Total Installed Capacity
Both Taipower and the Bureau of Energy have data recording the existing installed capacities for each type of electricity-generating resource. The Installed Capacity output for “Today’s Situation” and “Taipower Scenario” are based off on published reports detailing what power plants currently exist and how Taipower plans to increase capacity for each resource. The Installed Capacity for “Custom scenario” sums up the user-selected capacities for nuclear power, fossil fuel resources, solar power, wind power, and fixed-value sources including hydropower, cogeneration/biogas, and geothermal. The latter sources are fixed-value because they are not expected to increase in capacity to any significant degree by 2025.
Reserve capacity refers to the percent of excess capacity available to use at peak demand.
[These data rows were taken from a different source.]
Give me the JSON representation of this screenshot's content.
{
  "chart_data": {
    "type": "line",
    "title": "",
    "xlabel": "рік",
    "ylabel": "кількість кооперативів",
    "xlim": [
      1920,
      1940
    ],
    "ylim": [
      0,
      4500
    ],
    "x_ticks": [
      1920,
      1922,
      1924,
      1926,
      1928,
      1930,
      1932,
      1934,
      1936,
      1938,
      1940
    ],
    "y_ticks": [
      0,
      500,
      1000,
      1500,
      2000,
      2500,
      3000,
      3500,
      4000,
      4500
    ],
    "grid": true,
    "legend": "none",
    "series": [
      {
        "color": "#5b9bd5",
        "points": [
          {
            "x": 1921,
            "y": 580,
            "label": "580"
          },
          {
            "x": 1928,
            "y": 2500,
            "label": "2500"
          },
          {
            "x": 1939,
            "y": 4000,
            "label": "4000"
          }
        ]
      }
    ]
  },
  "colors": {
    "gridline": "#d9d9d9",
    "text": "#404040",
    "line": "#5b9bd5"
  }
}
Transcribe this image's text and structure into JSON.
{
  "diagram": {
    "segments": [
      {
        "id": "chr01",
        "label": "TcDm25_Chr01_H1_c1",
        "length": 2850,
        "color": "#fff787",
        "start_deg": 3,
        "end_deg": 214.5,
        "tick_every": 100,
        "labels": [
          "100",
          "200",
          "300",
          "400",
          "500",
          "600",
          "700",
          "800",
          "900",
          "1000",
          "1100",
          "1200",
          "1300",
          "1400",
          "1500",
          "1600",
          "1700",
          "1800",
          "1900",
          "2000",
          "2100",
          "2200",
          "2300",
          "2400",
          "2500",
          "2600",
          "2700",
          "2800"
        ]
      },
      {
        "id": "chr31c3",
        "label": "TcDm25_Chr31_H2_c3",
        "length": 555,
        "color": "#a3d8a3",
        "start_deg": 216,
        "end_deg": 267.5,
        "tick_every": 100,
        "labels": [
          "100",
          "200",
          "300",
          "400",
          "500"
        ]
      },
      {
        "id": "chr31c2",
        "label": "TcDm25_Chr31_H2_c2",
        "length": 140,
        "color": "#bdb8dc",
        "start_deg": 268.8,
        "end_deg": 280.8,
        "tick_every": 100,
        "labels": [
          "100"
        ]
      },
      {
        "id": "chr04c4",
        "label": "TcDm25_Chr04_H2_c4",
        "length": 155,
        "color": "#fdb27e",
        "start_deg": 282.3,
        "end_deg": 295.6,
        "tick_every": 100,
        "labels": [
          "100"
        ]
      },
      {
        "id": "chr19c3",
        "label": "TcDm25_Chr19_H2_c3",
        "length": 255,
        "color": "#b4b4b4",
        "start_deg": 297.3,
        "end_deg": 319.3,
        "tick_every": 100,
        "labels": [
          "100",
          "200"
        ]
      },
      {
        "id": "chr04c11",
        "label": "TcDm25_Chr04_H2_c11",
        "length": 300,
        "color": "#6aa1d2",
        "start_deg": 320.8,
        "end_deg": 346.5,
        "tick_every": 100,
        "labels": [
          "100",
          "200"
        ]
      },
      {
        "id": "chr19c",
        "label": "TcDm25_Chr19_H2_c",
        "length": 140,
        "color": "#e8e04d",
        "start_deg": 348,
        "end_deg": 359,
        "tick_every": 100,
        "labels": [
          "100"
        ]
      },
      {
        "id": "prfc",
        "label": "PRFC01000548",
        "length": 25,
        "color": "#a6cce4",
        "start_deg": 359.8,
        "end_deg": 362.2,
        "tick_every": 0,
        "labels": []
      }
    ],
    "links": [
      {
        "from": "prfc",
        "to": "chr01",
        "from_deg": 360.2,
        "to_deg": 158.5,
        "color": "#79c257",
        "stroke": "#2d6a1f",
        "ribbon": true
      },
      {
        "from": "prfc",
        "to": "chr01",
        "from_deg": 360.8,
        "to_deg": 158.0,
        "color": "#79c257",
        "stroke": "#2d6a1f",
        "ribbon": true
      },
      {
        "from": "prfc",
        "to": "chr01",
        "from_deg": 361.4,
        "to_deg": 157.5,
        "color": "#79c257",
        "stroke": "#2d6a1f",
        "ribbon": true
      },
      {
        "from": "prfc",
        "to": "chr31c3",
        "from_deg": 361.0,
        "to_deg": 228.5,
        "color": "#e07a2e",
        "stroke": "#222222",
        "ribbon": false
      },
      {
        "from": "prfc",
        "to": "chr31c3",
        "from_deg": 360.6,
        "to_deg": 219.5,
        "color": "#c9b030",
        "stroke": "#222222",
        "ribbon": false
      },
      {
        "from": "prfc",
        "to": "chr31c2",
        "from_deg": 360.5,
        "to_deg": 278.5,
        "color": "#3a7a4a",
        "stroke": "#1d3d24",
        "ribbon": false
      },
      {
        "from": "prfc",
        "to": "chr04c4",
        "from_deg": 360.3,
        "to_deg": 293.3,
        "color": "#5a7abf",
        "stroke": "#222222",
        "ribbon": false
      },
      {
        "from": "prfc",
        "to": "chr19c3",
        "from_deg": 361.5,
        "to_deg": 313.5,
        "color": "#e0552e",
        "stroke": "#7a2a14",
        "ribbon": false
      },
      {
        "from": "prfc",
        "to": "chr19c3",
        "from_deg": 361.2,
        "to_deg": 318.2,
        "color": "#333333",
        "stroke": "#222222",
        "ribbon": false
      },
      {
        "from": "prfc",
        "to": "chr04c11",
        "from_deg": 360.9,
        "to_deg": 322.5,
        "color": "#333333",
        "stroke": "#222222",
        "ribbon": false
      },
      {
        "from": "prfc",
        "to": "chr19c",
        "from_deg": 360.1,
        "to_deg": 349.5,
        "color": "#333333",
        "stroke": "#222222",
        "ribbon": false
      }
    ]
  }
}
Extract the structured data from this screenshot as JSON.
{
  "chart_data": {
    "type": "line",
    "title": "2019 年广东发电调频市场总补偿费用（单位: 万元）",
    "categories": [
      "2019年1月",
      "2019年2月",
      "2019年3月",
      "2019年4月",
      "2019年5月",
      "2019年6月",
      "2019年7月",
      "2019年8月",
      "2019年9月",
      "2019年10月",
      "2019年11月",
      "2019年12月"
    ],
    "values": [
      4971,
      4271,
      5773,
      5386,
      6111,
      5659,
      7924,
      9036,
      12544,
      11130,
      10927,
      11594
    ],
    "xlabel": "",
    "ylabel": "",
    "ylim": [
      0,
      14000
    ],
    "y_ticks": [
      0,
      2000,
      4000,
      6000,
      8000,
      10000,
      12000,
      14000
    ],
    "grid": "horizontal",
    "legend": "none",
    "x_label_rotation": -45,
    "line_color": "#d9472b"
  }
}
This is taken by subtracting total demand, a user input, from total capacity (calculated above) and dividing by total demand. However, solar and wind power are not included in reserve capacity because their operation is dependent on weather conditions, and thus they might not actually be producing electricity when needed during high-demand intervals.
Total Electricity Generated
Each power plant has an associated capacity factor, which refers to the ratio of electricity output over a period of time to potential output if a power plant were to operate at full installed capacity over the same period of time. We back-calculated the capacity factor for each type of energy source using Taiwan-specific data from the BOE that takes into account the installed capacity for each type of energy resource in Taiwan and the total GWH of electricity produced by each energy type. We then multiplied each resource’s installed capacity value by the capacity factor and the number of hours in a year (8760) to calculate the total electricity generated by each type of energy resource. We summed these values to calculate the approximate total electricity generated in Taiwan in 2025 according to the user inputs.
Carbon Emissions Change
For the purposes of this calculator, nuclear power and renewable energy resources are considered emission-less. Additionally, the installed capacity of oil in Taiwan is very small and expected to decline; thus, in calculating the change in carbon emissions from the electricity production sector we took into account changes in installed capacity of natural gas and coal. One kWH of natural gas produces .38 kg of CO2, and one KWH of coal produces .8 kg of CO2. Thus, we were able to calculate what increasing or decreasing the installed capacities of these two resources would translate to in terms of changes in CO2 emissions. If there is at least a 38,802 kilotons decrease, then we consider that on-track towards achieving GHG emission goals. 38,082 kilotons is the difference between current CO2 emissions from the energy sector and 2000 level CO2 emissions from the energy sector, according to the most recent available data.